Participation and Reification. Communities produce meaning through two complementary processes. Participation is the direct, lived experience of engaging in a practice—the conversations over coffee, the code review that catches a pattern of thinking rather than a bug, the architectural debate where two perspectives collide. Reification is the giving of form to experience—documents, tools, procedures, concepts. The interplay is essential: reification without participation is dead form, accurate in content but disconnected from the lived experience that gives it meaning. AI systems are reifications. The most sophisticated boundary object in the organizational world is still a reification—and a reification cannot substitute for participation.
Legitimate Peripheral Participation. Newcomers become practitioners not by receiving knowledge but by participating in the community's practice from the periphery, moving gradually toward full membership as their competence develops and the community recognizes it. The periphery is a learning position, not a position of exclusion: peripheral tasks are real, they contribute real value, and immersion in them deposits the tacit knowledge that no explicit instruction can convey. When AI automates the peripheral tasks, the entry point into the community's formation disappears. The output continues; the formation does not.
Identity Through Practice.
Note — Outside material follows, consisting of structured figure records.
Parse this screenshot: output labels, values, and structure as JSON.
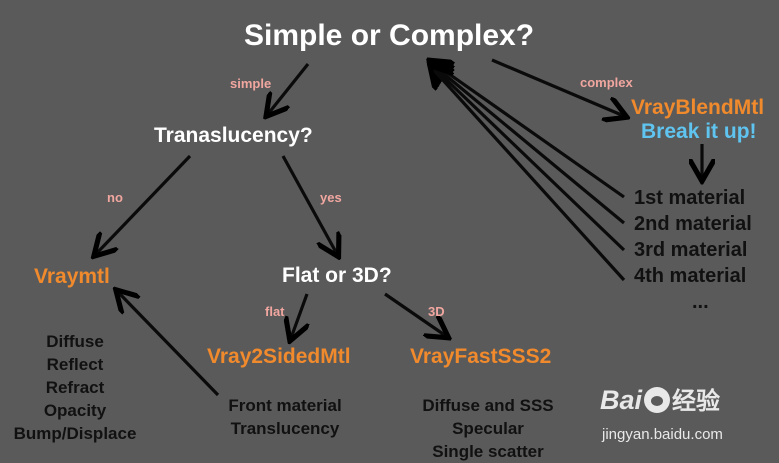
{
  "title": "Simple or Complex?",
  "edges": {
    "simple": "simple",
    "complex": "complex",
    "no": "no",
    "yes": "yes",
    "flat": "flat",
    "three_d": "3D"
  },
  "questions": {
    "translucency": "Tranaslucency?",
    "flat_or_3d": "Flat or 3D?"
  },
  "materials": {
    "vraymtl": "Vraymtl",
    "vray2sided": "Vray2SidedMtl",
    "vrayfastsss2": "VrayFastSSS2",
    "vrayblend": "VrayBlendMtl",
    "break_it_up": "Break it up!"
  },
  "vraymtl_props": [
    "Diffuse",
    "Reflect",
    "Refract",
    "Opacity",
    "Bump/Displace"
  ],
  "twosided_props": [
    "Front material",
    "Translucency"
  ],
  "fastsss_props": [
    "Diffuse and SSS",
    "Specular",
    "Single scatter"
  ],
  "blend_list": [
    "1st material",
    "2nd material",
    "3rd material",
    "4th material",
    "..."
  ],
  "watermark": {
    "logo": "Bai",
    "logo_suffix": "经验",
    "url": "jingyan.baidu.com"
  },
  "colors": {
    "background": "#5a5a5a",
    "white_text": "#ffffff",
    "orange": "#f08a2c",
    "blue": "#5fc4ef",
    "edge_label": "#f1a7a0",
    "dark_text": "#111111"
  }
}
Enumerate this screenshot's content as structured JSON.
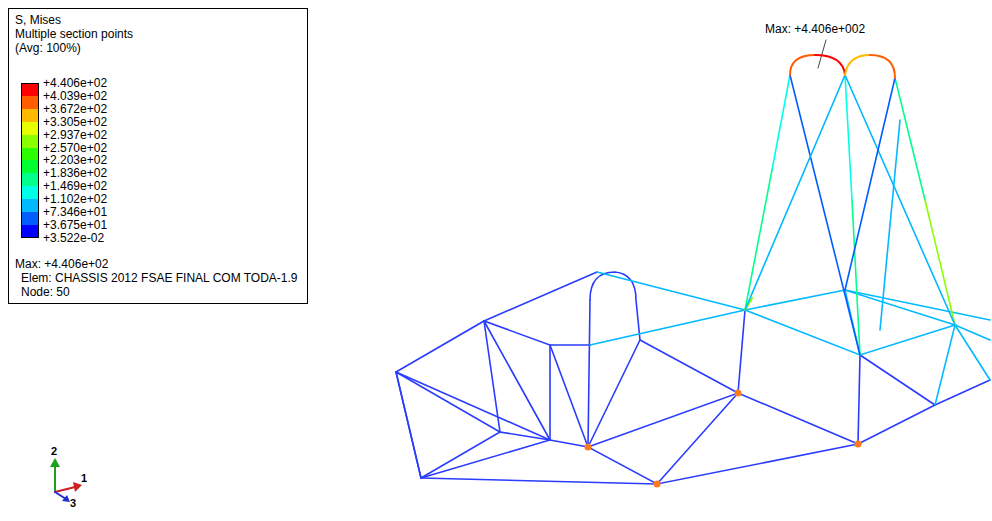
{
  "diagram": {
    "labels": [
      "S, Mises",
      "Multiple section points",
      "(Avg: 100%)",
      "+3.522e-02",
      "Max: +4.406e+02",
      "Elem: CHASSIS 2012 FSAE FINAL COM TODA-1.9",
      "Node: 50",
      "Max: +4.406e+002",
      "2",
      "1",
      "3"
    ],
    "legend": [
      {
        "text": "+4.406e+02",
        "color": "#ff0000"
      },
      {
        "text": "+4.039e+02",
        "color": "#ff5d00"
      },
      {
        "text": "+3.672e+02",
        "color": "#ffb900"
      },
      {
        "text": "+3.305e+02",
        "color": "#e8ff00"
      },
      {
        "text": "+2.937e+02",
        "color": "#8bff00"
      },
      {
        "text": "+2.570e+02",
        "color": "#2eff00"
      },
      {
        "text": "+2.203e+02",
        "color": "#00ff2e"
      },
      {
        "text": "+1.836e+02",
        "color": "#00ff8b"
      },
      {
        "text": "+1.469e+02",
        "color": "#00ffe8"
      },
      {
        "text": "+1.102e+02",
        "color": "#00b9ff"
      },
      {
        "text": "+7.346e+01",
        "color": "#005dff"
      },
      {
        "text": "+3.675e+01",
        "color": "#0000ff"
      }
    ]
  }
}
In Wenger's framework, professional identity is not a psychological attribute preceding practice but is constituted through practice. To become a software developer is not merely to acquire programming skills; it is to become someone whose sense of self is organized by membership in a community of practitioners who share a domain, a repertoire, and a set of standards for what good work looks like. The identity crisis the cycle documents—the senior engineer in Trivandrum who spent two days oscillating between excitement and terror—is, in Wenger's terms, the instability of an identity constituted through a practice that AI has transformed.
The Constellations of Practice. Beyond individual communities, Wenger identifies constellations of practice—networks of related communities held together by shared histories, overlapping repertoires, and the artifacts that travel between them. AI does not merely disrupt individual communities; it reorganizes the constellations, creating new affiliations between builders who share only a tool and dissolving older affiliations built around shared craft. The organizational consequences extend far beyond the productivity gains that any single builder-AI interaction can measure.